Metformin enhances tamoxifen-mediated tumor growth inhibition in ER-positive breast carcinoma
- Equal contributors
1 The State Key Laboratory of Cancer Biology and Department of Oncology, Xijing Hospital, The Fourth Military Medical University, Xi’an 710032, China
2 The State Key Laboratory of Cancer Biology and Department of Biochemistry and Molecular Biology, Xijing Hospital, The Fourth Military Medical University, Xi’an 710032, China
3 Department of Breast Surgery, Lanzhou General Hospital of PLA, Lanzhou 730000, China
4 Department of Pharmacy, Xijing Hospital, The Fourth Military Medical University, Xi’an 710032, China
5 Department of Ear Nose Throat Surgery, Lanzhou General Hospital of PLA, Lanzhou 730000, China
BMC Cancer 2014, 14:172 doi:10.1186/1471-2407-14-172Published: 11 March 2014
Tamoxifen, an endocrine therapy drug used to treat breast cancer, is designed to interrupt estrogen signaling by blocking the estrogen receptor (ER). However, many ER-positive patients are low reactive or resistant to tamoxifen. Metformin is a widely used anti-diabetic drug with noteworthy anti-cancer effects. We investigated whether metformin has the additive effects with tamoxifen in ER-positive breast cancer therapy.

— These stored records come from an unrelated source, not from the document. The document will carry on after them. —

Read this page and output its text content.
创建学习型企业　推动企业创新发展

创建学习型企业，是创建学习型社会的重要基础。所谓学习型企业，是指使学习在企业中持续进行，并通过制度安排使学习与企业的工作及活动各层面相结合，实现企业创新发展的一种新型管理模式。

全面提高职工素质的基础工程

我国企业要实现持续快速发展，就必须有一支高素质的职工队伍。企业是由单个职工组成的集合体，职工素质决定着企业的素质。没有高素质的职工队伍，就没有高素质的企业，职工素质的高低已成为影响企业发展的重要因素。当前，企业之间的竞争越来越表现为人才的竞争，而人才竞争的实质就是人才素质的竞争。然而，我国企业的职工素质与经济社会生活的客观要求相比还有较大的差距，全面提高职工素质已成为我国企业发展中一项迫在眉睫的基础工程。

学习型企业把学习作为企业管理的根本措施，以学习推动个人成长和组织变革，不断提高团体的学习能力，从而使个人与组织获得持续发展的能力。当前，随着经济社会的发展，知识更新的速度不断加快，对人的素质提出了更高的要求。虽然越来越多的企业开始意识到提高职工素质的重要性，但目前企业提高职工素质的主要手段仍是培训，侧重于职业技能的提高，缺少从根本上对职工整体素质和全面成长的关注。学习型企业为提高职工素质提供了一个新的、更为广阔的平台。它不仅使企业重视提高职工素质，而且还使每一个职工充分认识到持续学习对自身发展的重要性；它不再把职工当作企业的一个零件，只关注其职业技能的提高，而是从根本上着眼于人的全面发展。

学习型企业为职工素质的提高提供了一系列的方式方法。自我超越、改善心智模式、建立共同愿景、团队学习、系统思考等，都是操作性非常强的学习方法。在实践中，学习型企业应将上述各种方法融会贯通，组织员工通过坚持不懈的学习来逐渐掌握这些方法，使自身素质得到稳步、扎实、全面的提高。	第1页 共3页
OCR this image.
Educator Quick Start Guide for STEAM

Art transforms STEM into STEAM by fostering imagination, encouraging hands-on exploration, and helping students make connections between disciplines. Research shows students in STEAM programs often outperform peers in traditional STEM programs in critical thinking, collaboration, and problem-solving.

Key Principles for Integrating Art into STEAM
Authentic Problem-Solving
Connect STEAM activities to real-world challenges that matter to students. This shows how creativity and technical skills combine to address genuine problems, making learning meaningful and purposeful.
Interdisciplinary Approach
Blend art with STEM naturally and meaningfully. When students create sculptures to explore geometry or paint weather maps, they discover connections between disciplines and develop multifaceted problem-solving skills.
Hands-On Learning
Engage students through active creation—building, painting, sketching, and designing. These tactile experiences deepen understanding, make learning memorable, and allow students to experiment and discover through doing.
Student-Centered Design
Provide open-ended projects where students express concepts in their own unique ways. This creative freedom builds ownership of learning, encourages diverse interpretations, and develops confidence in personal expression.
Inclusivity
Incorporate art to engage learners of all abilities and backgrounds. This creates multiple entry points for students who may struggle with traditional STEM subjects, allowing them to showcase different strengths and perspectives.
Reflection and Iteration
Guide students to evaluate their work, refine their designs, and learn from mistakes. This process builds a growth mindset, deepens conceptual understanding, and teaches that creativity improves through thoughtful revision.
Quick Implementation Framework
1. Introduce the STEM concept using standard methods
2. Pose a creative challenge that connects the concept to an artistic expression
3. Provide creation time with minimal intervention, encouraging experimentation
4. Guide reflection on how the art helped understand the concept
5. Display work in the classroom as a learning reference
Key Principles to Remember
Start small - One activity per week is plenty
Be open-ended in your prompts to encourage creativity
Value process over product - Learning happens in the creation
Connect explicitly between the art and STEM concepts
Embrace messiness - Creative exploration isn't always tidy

The efficacy of metformin alone and in combination with tamoxifen against ER-positive breast cancer was analyzed by cell survival, DNA replication activity, plate colony formation, soft-agar, flow cytometry, immunohistochemistry, and nude mice model assays. The involved signaling pathways were detected by western blot assay.
When metformin was combined with tamoxifen, the concentration of tamoxifen required for growth inhibition was substantially reduced. Moreover, metformin enhanced tamoxifen-mediated inhibition of proliferation, DNA replication activity, colony formation, soft-agar colony formation, and induction of apoptosis in ER-positive breast cancer cells. In addition, these tamoxifen-induced effects that were enhanced by metformin may be involved in the bax/bcl-2 apoptotic pathway and the AMPK/mTOR/p70S6 growth pathway. Finally, two-drug combination therapy significantly inhibited tumor growth in vivo.
The present work shows that metformin and tamoxifen additively inhibited the growth and augmented the apoptosis of ER-positive breast cancer cells. It provides leads for future research on this drug combination for the treatment of ER-positive breast cancer.